Acabé pasando una semana entera con Osano en la clínica de la Duke University. En esa semana vi más gordos, y estoy hablando de individuos de ciento a ciento cuarenta kilos, que en toda mi vida. Desde aquella semana, no he vuelto a confiar nunca en una chica que lleve capa, porque todas las gordas que pasan de los ochenta kilos se creen que pueden ocultarlo envolviéndose en una especie de manta mexicana o en un capote de gendarme francés. Lo que realmente parecían aquellas amenazantes masas bajando por la calle era odiosos y atiborrados Supermanes o Zorros.

El centro médico de la Duke University no era, en modo alguno, un centro de adelgazamiento de orientación cosmética. Lo que se proponía era curar en serio el daño que pudiese hacer al organismo un largo período de gordura excesiva. Se hacían a los clientes todo tipo de análisis, pruebas y radiografías. En fin, yo me quedé con Osano y me cercioré de que iba a los restaurantes donde servían la dieta de arroz.

Y me di cuenta por primera vez de la suerte que yo tenía. Por mucho que comiese, nunca engordaba un kilo. La primera semana fue algo que nunca olvidaré. Vi a tres chicas de ciento veinte kilos saltar de un trampolín. Luego, vi a un tipo que debía pesar doscientos kilos, al que tuvieron que bajar a la estación de ferrocarril para pesarle en la báscula. Había algo realmente triste en aquella inmensa masa que arrastraba los pies en el anochecer, como un elefante camino del cementerio, donde sabe seguro que va a morir.

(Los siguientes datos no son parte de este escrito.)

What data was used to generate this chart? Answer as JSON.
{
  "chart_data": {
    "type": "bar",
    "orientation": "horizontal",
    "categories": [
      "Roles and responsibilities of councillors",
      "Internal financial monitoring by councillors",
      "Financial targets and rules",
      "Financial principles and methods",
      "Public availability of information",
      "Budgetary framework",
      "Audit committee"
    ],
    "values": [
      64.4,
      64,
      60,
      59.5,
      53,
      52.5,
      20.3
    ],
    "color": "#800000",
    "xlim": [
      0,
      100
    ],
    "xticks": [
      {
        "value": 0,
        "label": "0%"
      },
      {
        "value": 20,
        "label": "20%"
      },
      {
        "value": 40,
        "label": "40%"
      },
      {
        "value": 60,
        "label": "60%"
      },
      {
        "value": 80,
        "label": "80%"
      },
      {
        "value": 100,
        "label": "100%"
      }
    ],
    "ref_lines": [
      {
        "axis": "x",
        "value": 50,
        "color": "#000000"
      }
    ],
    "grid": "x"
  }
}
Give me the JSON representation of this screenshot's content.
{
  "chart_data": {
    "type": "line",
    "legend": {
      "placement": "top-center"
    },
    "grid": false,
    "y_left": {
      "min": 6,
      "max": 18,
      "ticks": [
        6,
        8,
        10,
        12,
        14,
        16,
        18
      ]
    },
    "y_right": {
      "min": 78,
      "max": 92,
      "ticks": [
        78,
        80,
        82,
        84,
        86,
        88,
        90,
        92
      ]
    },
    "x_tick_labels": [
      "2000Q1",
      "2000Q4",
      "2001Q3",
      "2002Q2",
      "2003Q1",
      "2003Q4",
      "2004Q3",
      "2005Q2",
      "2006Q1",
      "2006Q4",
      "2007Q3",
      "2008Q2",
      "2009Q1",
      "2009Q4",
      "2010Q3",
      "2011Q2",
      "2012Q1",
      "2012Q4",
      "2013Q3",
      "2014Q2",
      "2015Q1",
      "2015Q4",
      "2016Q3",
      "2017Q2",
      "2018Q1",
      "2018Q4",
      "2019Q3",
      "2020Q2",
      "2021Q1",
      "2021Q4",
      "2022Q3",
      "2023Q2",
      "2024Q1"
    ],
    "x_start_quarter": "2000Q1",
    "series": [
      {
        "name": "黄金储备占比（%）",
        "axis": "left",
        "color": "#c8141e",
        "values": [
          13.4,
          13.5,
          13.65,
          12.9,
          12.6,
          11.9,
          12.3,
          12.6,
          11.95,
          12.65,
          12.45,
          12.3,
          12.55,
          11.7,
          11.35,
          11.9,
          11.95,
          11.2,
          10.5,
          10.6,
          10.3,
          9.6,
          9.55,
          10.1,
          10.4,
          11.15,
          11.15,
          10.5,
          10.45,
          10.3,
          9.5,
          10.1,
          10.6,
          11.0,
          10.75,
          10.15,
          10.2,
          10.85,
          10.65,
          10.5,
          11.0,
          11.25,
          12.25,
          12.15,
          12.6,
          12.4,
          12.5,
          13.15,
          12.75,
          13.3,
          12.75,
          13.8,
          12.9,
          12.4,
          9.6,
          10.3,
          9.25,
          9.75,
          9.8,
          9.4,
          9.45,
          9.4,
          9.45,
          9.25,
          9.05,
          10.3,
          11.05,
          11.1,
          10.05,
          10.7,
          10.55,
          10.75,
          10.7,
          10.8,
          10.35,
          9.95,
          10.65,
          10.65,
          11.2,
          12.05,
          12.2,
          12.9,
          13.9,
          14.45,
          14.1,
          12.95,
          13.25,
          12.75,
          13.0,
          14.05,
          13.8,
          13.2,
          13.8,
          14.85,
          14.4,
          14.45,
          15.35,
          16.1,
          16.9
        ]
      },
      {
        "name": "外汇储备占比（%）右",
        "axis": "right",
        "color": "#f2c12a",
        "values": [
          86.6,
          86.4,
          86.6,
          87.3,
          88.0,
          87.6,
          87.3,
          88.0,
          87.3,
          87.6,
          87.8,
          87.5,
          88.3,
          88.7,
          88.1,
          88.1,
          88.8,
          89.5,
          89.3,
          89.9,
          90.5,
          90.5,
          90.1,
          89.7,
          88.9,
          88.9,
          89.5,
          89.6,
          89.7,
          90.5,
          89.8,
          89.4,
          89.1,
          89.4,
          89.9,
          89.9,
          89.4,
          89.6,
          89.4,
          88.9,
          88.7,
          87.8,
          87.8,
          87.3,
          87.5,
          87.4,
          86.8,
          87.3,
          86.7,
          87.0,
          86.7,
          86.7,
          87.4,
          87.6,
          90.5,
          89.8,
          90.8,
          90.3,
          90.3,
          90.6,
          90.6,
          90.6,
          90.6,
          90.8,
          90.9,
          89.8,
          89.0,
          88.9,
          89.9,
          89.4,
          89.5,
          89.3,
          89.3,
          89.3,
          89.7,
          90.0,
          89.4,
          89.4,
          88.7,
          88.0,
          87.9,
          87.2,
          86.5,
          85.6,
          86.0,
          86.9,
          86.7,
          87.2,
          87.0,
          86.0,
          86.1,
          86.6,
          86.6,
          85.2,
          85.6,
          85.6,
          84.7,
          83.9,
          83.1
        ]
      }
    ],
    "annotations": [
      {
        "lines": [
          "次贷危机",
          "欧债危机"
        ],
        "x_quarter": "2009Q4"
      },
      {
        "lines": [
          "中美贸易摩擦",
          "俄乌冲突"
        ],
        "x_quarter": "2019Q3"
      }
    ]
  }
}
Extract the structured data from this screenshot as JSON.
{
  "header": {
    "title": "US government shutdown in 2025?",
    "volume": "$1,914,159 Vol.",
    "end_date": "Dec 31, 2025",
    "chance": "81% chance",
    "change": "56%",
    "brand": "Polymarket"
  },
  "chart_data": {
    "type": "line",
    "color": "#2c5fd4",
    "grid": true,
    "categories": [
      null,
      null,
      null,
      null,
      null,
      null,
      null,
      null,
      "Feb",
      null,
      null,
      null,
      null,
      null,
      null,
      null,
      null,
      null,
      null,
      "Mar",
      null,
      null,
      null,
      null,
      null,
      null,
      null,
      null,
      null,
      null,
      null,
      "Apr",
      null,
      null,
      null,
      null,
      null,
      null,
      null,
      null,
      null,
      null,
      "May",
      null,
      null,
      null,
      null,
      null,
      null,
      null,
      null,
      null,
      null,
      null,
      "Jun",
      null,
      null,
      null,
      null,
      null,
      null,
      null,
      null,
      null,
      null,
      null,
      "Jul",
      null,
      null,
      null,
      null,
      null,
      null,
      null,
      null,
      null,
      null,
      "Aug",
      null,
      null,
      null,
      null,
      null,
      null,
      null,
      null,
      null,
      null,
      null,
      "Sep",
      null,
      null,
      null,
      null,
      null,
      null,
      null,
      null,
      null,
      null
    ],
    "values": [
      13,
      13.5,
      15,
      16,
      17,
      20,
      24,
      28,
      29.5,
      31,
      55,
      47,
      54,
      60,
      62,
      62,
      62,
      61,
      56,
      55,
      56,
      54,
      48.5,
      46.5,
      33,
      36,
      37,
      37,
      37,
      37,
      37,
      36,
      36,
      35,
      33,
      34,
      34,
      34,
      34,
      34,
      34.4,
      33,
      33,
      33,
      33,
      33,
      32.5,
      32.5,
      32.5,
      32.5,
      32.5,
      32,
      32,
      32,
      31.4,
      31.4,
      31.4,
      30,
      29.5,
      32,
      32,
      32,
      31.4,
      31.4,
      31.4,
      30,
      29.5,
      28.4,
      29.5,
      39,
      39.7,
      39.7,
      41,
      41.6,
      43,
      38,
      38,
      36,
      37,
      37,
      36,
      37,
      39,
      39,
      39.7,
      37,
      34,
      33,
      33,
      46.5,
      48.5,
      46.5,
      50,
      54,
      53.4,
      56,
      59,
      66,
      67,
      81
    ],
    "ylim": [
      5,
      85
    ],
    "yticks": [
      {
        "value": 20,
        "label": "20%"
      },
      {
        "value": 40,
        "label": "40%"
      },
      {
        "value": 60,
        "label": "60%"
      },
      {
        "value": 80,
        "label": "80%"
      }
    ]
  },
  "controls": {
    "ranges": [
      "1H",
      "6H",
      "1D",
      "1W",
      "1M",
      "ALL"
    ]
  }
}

Osano tenía una suite de varias habitaciones en el Hollyday Inn, cerca del edificio del centro médico de la universidad. Paraban allí muchos pacientes y se reunían para pasear o jugar a las cartas, o simplemente sentarse juntos a intentar iniciar una aventura amorosa. Había muchas críticas y chismorreos. Un chaval de cien kilos se había llevado a su chica de ciento cuarenta a Nueva Orleans a pasar el fin de semana. Desgraciadamente, los restaurantes de Nueva Orleans eran tan buenos que se pasaron dos días comiendo y volvieron con cinco kilos más. Lo que me pareció más curioso fue que esos cinco kilos se consideraron mayor pecado que su supuesta inmoralidad.